In a general case of mixed fine-grained and hierarchical operations, we observe that the performance of HiFi improves as we increase the percentage of fine-grained operations. IL and DomLock are unaffected by the percentage of fine-grained operations as all the operations are treated uniformly as hierarchical operations. We believe that HiFi would offer an attractive alternative for synchronization in hierarchies.

5 Related Work

The idea of MGL was introduced in database systems [7]. Ries and Stonebraker [14, 15] report that there are cases where a coarse-grain-only approach may not be desired. In particular, if all the transactions requesting access to the database are randomly requesting small parts of it, then finer granularity is to be preferred. Their work also reported that transactions operating on more than one percent of the database must use few large locks rather than many locks of finer granularity. This indicates the need for co-existence of fine- and coarse-grained locks. Unrau et al. [1] describe a hybrid approach combining properties of both coarse and fine-grained for four types of access behaviors, namely, non-concurrent accesses, concurrent accesses to independent data structures, concurrent read-shared accesses, and concurrent write-shared accesses. Their method uses coarse-grained locks held for short duration to collectively lock multiple data structures, and fine-grained locks should the underlying data be held for longer duration. The method, however, locks one resource only in one type of mode and does not support co-existence. Golan-Gueta et al. [6] proposed automatic fine-grain locking for trees, while Chaudhri et al. [2] proposed locking for DAGs and trees. These methods perform sub-graph traversals to compute lock request intersections thereby giving rise to performance issues when large number of rows are queried. Liu and Zhang [10] presented fine-grain locking for hierarchies based on intention locks by applying fine-grain locks on fields of objects in the hierarchy. The hierarchy under access here is an abstract object graph which is statically constructed to approximate the runtime object graph. This method also suffers from the same issues as IL. Recent advances in automatic lock inferences [3, 4, 13] for parallel programs also adopted MGL for efficient lock placements. Cherem et al. [3] use static analysis for extracting points-to information of shared objects and apply MGL locking for avoiding deadlocks.

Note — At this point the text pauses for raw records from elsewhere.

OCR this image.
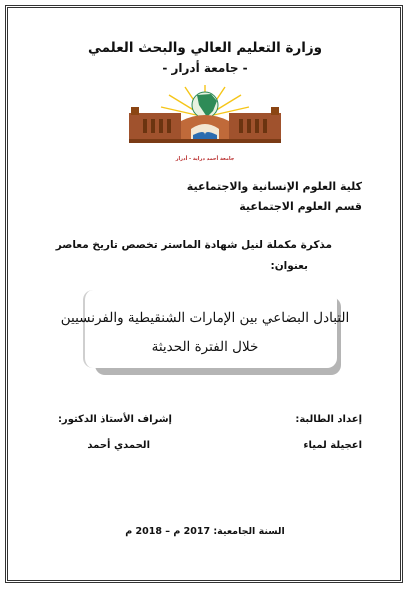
وزارة التعليم العالي والبحث العلمي
- جامعة أدرار -
جامعة أحمد دراية - أدرار
كلية العلوم الإنسانية والاجتماعية
قسم العلوم الاجتماعية
مذكرة مكملة لنيل شهادة الماستر تخصص تاريخ معاصر
بعنوان:
التبادل البضاعي بين الإمارات الشنقيطية والفرنسيين
خلال الفترة الحديثة
إعداد الطالبة:
اعجيلة لمياء
إشراف الأستاذ الدكتور:
الحمدي أحمد
السنة الجامعية: 2017 م – 2018 م
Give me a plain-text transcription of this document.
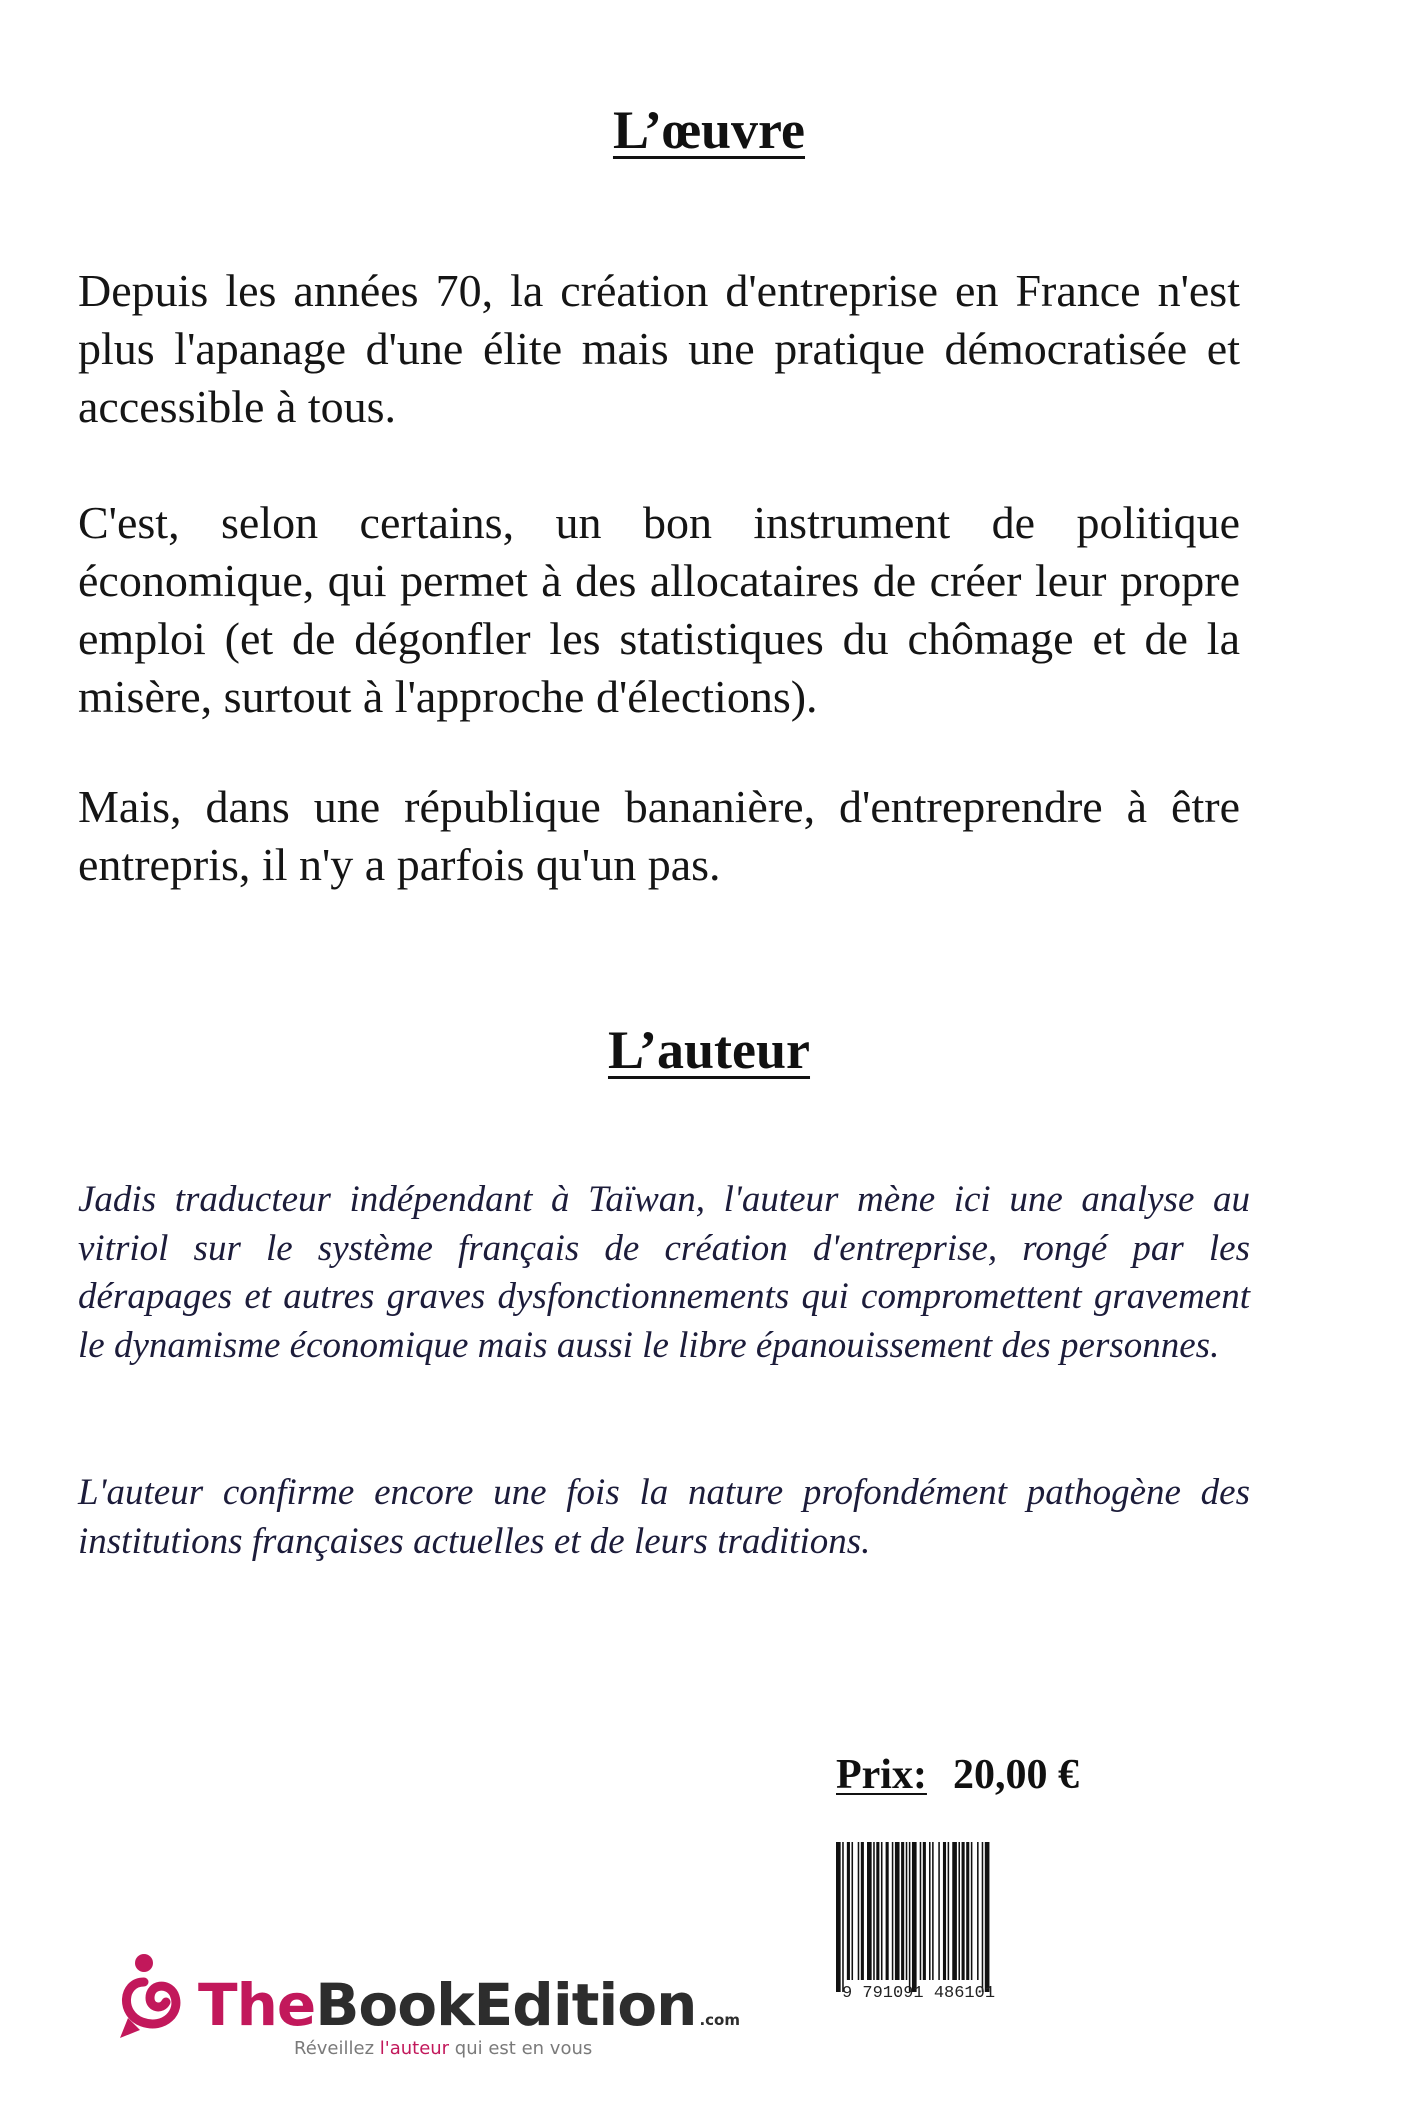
L’œuvre

Depuis les années 70, la création d'entreprise en France n'est plus l'apanage d'une élite mais une pratique démocratisée et accessible à tous.

C'est, selon certains, un bon instrument de politique économique, qui permet à des allocataires de créer leur propre emploi (et de dégonfler les statistiques du chômage et de la misère, surtout à l'approche d'élections).

Mais, dans une république bananière, d'entreprendre à être entrepris, il n'y a parfois qu'un pas.

L’auteur

Jadis traducteur indépendant à Taïwan, l'auteur mène ici une analyse au vitriol sur le système français de création d'entreprise, rongé par les dérapages et autres graves dysfonctionnements qui compromettent gravement le dynamisme économique mais aussi le libre épanouissement des personnes.

L'auteur confirme encore une fois la nature profondément pathogène des institutions françaises actuelles et de leurs traditions.

Prix: 20,00 €
9 791091 486101
TheBookEdition .com
Réveillez l'auteur qui est en vous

The idea of using logical intervals to capture structural subsumption property for hierarchical locking was originally proposed in DomLock  [9]. However, the interval numbering in DomLock does not work with fine-grained locks, let alone together for fine-grained and hierarchical. HiFi proposes a new indexing mechanism to support this. The interval labels assigned unique intervals only to the leaf nodes in the hierarchy, otherwise leaving the internal nodes indistinguishable in case of chain like structures within the hierarchy.

The key-range locking [11, 12] and predicate queries in semi-structured databases [5] also use locks as a range of keys in the databases community. In key-range locking, every lock protects the key value of a record as well as the keys which are absent during the transaction. The locks on absent keys restrict the insertion of any phantom record by other parallel transaction. However, the notion and the purpose of our interval locking is quite different from the key-range locking.

6 Conclusion

We proposed HiFi, a new locking protocol that allows simultaneous co-existence of fine-grained and hierarchical locks. The protocol devises a new indexing scheme for hierarchies, which ensures quick identification of concurrent, overlapping lock requests. We illustrated the effectiveness of our approach using real-world XML hierarchies, and the scalability using synthetic datasets of varying complexity. We believe HiFi would pave the way for newer locking protocols in future.